One Piece es una obra rebelde, que no habla tanto de cómo son las cosas sino de cómo deberían ser

En este contexto sociocultural, gracias a su universalidad y sencillez, One Piece se convierte en revolución silenciosa. La tripulación de Monkey D. Luffy sabe conjugar a la perfección la voluntad individual con la preocupación colectiva: cada cuál tiene sus sueños, pero en lugar de convertirlo en empresas egoístas, se embarcan en una travesía conjunta a fin de ayudarse unos a otros. Los Sombrero de Paja son unos niños muy diferentes entre sí, con historias y habilidades absolutamente dispares, que forman una tripulación que funciona como un único puño. La cohesión del grupo y la fortaleza de la tripulación crecen gracias a que hay tiempo suficiente para la expresión y las aspiraciones de todos y cada uno de ellos: no sólo es encontrar el One Piece, sino reconciliar a Nami con el pueblo y la familia que la vio nacer, ayudar a Sanji a salir de su congoja creativa, o que Zoro se convierta en aquello que prometió ser. Las aspiraciones de ninguno de ellos pasa por destruir las de los demás, sino que se engarzan unas con otras para remar a favor; establecen las condiciones colectivas necesarias para la consecución de las aspiraciones personales.

Ciñéndonos a los compases iniciales de One Piece, el enfrentamiento entre la tripulación de Luffy y sus primeros enemigos son también un triunfo de la bondad y la colectividad frente a la mezquindad y el individualismo desmoralizado. Buggy, Kuro y Arlong son perfectos ejemplos de superhombres despojados de todo principio moral, que nutren sus arcas y estatus a base de subyugar al débil aprovechándose de sus ventajas materiales. Los Sombreros de Paja, pese a ser piratas (personajes estereotípicamente viles e inmorales en la tradición literaria), actúan como elementos de ruptura de los palacios mentales y materiales de esos superhombres. A su vez, podría decirse que el objetivo último de Monkey D. Luffy (encontrar el One Piece y ser el rey de los piratas) avanza de forma más lenta y parsimoniosa debido a que los pasos intermedios (Buggy, Kuro, Arlong, etc.) retrasan su marcha.
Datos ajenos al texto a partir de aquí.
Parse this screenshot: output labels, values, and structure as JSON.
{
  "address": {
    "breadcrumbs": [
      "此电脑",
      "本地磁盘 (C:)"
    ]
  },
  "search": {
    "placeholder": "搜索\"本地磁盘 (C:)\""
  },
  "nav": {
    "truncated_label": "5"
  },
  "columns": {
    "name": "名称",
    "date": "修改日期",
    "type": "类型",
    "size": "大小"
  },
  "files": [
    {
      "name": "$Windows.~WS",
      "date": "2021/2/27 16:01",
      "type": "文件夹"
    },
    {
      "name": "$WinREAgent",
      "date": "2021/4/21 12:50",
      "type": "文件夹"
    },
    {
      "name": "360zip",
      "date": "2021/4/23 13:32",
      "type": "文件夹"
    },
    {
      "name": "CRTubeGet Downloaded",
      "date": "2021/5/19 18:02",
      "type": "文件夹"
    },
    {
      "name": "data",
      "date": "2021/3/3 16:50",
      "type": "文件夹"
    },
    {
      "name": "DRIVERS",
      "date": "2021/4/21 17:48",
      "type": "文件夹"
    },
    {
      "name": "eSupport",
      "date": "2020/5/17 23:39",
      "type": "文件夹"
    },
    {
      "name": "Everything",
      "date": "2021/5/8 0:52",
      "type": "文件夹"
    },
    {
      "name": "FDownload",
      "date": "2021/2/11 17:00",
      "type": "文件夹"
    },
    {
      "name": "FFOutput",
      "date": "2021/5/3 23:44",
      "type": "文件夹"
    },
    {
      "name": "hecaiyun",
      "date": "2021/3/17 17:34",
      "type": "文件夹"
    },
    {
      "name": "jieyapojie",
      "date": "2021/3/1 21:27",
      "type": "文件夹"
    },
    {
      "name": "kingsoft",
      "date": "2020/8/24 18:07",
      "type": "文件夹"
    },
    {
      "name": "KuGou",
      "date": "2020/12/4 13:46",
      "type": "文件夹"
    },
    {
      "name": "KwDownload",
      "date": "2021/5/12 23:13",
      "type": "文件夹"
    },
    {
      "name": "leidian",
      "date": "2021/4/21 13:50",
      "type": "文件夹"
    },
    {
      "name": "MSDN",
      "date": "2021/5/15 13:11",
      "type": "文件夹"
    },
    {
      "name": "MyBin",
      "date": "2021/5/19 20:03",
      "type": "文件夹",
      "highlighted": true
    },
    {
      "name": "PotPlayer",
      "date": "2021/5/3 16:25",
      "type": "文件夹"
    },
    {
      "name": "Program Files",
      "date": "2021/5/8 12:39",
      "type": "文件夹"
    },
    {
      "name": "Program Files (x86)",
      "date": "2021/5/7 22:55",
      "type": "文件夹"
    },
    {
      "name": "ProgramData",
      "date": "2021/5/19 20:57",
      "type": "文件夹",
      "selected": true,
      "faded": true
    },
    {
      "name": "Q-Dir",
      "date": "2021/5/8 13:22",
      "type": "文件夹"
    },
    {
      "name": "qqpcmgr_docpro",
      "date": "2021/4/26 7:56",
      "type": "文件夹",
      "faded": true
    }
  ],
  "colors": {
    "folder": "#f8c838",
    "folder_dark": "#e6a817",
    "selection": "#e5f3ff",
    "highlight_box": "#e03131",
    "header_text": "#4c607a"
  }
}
Sin embargo, haber pasado por alto todos los pueblos y personas explotadas, si bien hubiese sido más efectivo para la consecución práctica de su objetivo, también hubiese supuesto renunciar a su esencia, a la camaradería, a la amistad y la comprensión mutua… Un sueño despojado de moral es, probablemente, un sueño de cobardes (y uno que no merece la pena tener). No todos los sueños son igual de válidos.

One Piece es una obra rebelde, que no habla tanto de cómo son las cosas sino de cómo deberían ser. Desde el optimismo y la universalidad, narra una aventura que despierta el cambio. De la andadura de los Sombrero de Paja se pueden sacar valiosas lecciones sobre dónde poner el foco: en los sueños de uno mismo, pero no tanto en uno mismo; en cómo hacer que tus metas bailen al son de las de los demás; en saber escoger qué camino tomar y de qué forma recorrerlo para hacer del mundo un lugar mejor.